When LVDTs are involved, it's much easier to see the effects of changing the null bias. Without LVDTs, you would need to monitor actual fuel flow-rate versus flow-rate reference to see the effect of any change in null bias.

Now, if the firing FSR was marginal to begin with, and the null bias was increased, that might make firing a little easier (presuming that increasing the null bias had the effect of increasing fuel flow).

I've never been a fan of modifying the default value of null bias for non-DLN machines. There are, literally, thousands of machines (with both conventional combustors and DLN combustors) running perfectly fine with default null bias current values.

The purging process you described will only purge the air out of the system upstream of the flow divider. If you replaced the flow divider, there would likely be air in the lines between the high-pressure liquid fuel filter and the flow divider, and the flow divider, and downstream of the flow divider in the individual fuel lines to each fuel nozzle in each combustor. So, venting through the HP fuel filter would not eliminate the air from the piping downstream of the filter. Sure, some air might make it's way up there, but with no place for the liquid fuel to flow (the check valves prevent flow because of their cracking pressure, around 100-120 psig, or thereabouts) the fuel won't move very far downstream of the HP fuel filters during your purging process.
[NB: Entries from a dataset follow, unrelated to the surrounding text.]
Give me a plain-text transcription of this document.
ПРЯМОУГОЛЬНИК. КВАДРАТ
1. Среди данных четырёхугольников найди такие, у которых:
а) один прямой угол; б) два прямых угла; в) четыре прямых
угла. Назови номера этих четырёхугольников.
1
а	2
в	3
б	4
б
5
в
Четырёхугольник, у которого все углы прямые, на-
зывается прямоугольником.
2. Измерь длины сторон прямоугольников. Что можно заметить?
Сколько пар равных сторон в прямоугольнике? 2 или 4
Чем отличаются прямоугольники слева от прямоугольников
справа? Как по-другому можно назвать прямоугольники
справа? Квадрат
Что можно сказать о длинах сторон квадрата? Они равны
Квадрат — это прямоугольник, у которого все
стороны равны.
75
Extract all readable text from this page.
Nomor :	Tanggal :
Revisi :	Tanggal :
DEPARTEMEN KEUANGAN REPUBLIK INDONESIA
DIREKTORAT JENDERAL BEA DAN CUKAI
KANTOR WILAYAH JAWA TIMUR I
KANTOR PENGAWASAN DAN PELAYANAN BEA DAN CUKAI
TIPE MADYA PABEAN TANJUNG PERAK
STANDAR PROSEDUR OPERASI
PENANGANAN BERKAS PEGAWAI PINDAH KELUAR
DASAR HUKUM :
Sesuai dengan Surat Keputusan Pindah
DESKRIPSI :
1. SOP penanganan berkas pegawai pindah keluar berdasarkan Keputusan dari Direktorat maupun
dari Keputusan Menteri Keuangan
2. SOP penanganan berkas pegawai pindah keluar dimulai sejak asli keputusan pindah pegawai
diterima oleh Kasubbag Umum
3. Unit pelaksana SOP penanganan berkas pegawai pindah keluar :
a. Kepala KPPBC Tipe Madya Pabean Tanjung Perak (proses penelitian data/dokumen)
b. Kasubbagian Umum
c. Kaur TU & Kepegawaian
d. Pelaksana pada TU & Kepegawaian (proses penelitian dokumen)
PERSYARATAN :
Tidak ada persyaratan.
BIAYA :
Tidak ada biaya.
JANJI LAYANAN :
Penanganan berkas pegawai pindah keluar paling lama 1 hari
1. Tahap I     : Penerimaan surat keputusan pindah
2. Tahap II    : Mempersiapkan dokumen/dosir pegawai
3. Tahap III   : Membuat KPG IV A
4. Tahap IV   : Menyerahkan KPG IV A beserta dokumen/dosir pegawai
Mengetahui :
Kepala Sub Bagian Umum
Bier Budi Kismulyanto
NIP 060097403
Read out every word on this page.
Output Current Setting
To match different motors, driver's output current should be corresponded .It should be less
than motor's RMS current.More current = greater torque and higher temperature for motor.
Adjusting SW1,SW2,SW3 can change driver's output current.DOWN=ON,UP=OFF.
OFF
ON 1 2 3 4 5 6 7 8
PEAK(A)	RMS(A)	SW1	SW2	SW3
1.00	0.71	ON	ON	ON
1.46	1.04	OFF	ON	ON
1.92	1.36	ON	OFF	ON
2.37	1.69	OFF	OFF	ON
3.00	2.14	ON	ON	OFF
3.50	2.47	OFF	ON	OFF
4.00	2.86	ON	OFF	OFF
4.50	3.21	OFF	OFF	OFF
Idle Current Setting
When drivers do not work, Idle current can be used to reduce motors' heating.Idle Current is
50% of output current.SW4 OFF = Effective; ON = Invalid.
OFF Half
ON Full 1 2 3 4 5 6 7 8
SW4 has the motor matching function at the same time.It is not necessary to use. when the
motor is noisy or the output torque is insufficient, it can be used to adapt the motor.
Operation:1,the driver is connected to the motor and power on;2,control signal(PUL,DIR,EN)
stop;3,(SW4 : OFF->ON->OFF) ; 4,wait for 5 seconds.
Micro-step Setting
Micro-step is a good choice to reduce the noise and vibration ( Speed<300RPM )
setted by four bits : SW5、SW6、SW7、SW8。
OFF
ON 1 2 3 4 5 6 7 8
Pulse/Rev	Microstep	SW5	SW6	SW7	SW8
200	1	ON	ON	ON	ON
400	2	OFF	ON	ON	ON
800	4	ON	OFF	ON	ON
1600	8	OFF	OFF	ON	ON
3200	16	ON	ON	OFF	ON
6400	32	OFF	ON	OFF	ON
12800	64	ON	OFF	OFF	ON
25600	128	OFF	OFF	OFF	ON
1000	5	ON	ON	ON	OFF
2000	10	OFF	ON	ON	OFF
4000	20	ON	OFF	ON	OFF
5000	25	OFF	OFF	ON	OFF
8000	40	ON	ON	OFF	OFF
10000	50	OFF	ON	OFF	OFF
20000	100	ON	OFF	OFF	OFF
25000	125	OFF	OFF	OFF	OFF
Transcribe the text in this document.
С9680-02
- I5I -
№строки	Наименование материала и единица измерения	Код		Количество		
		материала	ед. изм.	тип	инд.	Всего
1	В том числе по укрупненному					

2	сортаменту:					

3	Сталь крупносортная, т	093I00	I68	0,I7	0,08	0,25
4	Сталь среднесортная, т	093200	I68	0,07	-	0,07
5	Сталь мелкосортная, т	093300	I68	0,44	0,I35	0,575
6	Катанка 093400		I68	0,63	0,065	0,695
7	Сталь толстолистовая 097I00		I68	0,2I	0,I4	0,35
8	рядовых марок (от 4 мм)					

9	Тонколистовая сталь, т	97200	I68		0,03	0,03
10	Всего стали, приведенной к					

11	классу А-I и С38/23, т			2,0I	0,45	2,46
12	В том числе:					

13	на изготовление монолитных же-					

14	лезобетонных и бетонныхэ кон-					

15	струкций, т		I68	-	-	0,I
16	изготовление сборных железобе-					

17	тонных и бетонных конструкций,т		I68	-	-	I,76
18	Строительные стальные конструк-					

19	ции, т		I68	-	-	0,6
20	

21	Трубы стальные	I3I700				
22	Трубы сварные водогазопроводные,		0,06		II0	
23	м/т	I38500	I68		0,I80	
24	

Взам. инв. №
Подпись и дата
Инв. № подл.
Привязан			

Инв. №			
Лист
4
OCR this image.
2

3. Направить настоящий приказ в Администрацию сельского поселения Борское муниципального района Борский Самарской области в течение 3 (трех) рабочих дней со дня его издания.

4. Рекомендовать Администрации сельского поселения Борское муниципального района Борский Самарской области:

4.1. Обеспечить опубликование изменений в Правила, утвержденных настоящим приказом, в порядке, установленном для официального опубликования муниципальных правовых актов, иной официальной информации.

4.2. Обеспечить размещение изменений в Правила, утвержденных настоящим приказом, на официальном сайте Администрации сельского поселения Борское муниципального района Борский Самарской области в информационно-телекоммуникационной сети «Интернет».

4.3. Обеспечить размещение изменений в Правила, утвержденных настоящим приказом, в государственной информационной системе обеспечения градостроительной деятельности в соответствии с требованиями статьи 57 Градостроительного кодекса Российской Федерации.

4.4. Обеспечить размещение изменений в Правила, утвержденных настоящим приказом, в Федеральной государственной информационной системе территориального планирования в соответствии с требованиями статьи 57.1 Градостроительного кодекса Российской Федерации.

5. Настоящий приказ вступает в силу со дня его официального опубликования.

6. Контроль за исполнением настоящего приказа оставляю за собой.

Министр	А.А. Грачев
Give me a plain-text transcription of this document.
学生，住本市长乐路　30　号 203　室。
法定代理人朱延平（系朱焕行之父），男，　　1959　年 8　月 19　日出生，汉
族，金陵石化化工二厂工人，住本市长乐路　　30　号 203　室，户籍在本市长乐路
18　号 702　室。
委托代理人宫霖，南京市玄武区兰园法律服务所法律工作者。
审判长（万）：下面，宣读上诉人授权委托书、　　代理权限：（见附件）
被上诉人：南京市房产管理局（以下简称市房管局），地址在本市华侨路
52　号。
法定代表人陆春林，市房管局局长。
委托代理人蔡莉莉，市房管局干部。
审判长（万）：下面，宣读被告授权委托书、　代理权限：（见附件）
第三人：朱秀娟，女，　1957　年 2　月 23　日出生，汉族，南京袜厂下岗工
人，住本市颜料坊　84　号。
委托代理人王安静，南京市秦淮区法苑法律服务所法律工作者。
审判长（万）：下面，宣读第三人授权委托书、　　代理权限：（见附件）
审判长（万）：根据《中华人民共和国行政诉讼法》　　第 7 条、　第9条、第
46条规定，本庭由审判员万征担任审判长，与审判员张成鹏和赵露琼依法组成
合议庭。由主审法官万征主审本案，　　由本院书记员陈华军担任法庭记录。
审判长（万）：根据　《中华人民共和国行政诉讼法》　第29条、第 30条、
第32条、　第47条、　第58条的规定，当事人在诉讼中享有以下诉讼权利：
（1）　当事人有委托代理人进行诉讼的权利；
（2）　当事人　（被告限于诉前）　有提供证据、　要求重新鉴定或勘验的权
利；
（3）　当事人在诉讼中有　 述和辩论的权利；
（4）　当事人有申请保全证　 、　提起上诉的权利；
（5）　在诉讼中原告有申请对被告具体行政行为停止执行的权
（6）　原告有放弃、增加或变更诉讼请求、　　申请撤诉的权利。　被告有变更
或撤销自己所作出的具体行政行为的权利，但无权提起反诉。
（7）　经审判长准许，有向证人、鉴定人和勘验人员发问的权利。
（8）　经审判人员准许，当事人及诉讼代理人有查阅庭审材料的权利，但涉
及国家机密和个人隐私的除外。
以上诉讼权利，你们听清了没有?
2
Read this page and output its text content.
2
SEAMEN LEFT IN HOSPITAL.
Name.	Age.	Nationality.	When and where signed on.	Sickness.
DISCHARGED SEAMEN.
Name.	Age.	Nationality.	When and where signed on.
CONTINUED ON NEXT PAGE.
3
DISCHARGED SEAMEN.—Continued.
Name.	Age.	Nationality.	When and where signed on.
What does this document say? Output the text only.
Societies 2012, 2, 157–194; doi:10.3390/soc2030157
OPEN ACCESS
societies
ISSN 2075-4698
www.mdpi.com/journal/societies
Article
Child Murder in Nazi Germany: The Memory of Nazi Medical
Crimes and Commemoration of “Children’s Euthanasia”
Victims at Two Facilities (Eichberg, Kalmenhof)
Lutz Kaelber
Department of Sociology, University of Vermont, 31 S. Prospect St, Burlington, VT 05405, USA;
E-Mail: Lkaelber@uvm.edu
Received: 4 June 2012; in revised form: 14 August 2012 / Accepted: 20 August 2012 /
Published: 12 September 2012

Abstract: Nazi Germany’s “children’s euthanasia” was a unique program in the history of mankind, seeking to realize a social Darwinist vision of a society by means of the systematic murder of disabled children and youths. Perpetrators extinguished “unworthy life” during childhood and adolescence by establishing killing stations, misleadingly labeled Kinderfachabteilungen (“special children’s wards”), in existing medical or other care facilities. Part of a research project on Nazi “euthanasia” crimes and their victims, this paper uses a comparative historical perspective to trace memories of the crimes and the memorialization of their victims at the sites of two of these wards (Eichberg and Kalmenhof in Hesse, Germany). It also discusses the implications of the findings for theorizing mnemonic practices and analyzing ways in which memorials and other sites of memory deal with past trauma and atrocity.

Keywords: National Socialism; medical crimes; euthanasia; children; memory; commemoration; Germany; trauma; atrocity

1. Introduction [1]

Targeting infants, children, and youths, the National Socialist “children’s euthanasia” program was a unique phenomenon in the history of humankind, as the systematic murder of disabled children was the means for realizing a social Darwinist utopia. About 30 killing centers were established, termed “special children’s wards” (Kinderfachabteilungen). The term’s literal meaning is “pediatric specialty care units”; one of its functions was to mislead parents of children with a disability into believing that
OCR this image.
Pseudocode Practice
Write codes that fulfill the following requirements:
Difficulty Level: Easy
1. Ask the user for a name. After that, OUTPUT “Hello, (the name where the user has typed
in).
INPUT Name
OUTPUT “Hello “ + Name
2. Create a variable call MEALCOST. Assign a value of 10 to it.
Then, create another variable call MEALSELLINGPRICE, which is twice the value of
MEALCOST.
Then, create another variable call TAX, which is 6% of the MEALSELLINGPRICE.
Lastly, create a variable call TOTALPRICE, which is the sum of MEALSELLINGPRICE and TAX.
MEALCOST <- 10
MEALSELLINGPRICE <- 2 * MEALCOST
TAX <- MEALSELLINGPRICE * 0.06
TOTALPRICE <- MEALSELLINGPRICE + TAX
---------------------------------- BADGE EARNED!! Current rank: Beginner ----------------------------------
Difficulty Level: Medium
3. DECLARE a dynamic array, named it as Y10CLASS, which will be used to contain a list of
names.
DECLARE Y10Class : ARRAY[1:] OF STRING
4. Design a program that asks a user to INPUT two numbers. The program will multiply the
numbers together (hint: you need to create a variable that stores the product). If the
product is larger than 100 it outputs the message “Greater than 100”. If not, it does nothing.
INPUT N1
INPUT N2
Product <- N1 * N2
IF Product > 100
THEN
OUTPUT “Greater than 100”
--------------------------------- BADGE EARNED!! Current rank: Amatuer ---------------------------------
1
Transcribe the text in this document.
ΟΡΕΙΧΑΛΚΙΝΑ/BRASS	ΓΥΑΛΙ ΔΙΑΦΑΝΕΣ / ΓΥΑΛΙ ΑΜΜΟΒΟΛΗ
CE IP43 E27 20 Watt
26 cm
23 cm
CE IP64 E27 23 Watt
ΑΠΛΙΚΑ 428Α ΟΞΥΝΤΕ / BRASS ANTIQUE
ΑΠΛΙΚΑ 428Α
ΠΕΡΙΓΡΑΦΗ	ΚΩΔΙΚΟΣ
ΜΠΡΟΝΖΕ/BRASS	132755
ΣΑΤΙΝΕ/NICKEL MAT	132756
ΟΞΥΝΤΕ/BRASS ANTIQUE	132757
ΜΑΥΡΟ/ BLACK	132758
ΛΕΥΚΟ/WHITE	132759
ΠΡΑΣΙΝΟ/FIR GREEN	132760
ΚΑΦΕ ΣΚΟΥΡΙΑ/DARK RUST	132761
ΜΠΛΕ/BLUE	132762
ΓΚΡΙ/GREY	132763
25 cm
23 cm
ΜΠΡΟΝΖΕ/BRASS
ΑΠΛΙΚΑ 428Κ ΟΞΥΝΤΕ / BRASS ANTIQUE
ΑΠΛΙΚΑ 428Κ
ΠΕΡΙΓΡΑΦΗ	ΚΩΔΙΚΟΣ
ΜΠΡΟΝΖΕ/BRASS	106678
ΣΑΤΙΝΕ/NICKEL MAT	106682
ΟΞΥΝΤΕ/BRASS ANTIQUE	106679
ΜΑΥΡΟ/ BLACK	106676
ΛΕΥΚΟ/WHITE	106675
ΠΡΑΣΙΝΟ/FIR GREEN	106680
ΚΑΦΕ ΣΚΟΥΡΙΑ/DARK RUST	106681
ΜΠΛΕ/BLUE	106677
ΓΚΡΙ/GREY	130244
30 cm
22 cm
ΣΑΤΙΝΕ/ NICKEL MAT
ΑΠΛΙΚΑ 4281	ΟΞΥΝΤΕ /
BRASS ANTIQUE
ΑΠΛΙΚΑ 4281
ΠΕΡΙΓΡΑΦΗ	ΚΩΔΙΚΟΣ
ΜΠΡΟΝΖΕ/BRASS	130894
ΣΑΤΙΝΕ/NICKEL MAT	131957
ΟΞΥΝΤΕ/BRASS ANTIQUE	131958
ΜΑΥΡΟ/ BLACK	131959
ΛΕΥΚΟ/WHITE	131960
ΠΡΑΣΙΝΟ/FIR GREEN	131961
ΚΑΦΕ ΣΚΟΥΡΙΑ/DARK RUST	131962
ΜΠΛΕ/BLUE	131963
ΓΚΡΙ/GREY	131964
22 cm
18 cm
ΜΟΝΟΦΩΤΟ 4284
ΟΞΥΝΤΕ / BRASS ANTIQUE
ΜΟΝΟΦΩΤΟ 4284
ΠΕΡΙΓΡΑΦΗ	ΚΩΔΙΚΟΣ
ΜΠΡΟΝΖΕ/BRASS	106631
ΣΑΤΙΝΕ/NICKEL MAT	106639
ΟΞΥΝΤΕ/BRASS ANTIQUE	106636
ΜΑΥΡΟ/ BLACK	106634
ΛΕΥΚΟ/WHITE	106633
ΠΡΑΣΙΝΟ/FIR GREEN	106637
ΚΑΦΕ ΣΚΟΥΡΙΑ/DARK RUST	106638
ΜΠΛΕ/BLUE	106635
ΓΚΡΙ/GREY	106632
The LFBV is OPEN when it's calling for zero flow, recirculating the output of the pump back to the input of the pump. It's a "bypass" around the pump (hence the name). So, when the Liq. Fuel Stop Valve is opened with forwarding pressure upstream of the LFBV, if the LFBV is at the zero flow position it's full OPEN and fuel will flow straight around (no pun intended) the High Pressure Liquid Fuel Pump, as long as there is a path for the fuel to flow.

So, if the fuel lines to each fuel nozzle were disconnected, and some flexible hoses temporarily connected to the disconnected fuel lines, and the hoses were run to some catch basin or even temporary barrels to catch the fuel oil, then just by starting the forwarding pump, opening the forwarding stop valve, and opening the Liq. Fuel Stop Valve (which generally requires Hydraulic pressure) then fuel would flow to/around the pump (it would be lubricated) through the LFBV, through the HP fuel filter, through the flow divider, and through the individual lines, and out of the temporary hoses. When a stable flow of fuel was seen coming out of each hose, the Liq. Fuel Stop Valve could be closed, the temporary hoses removed and the fuel lines reconnected to the nozzles. There would be a small amount of air very close to the nozzles, but not very much air at all. One could still vent through the HP (and LP, if present) filters with forwarding pressure, and any high point piping vents.

If air is used in the LFBV actuator, I don't know how it would be purged, unless a flushing block was installed in place of the servo and Hydraulic pressure/flow was used to flush the actuator of air, and then the servo re-installed. (GE used to provide flushing blocks for the Liq. Fuel Stop Valve actuator, the LFBV actuator, and any other servo-operated actuator for flushing during commissioning. They were usually lost after that, but were supposed to be turned over to the Customer for future possible use.)

Hence, my contention that all the GE TA did was get lucky on his visit to your site. If he made incremental changes to the null bias (you indicated changes of 0.1%, which is 0.001 mA, since 10 mA equals 100%), then it's likely the changes were ineffectual at best, and all of the air was finally purged from the both the Liq Fuel system and the LFBV actuator and the unit fired.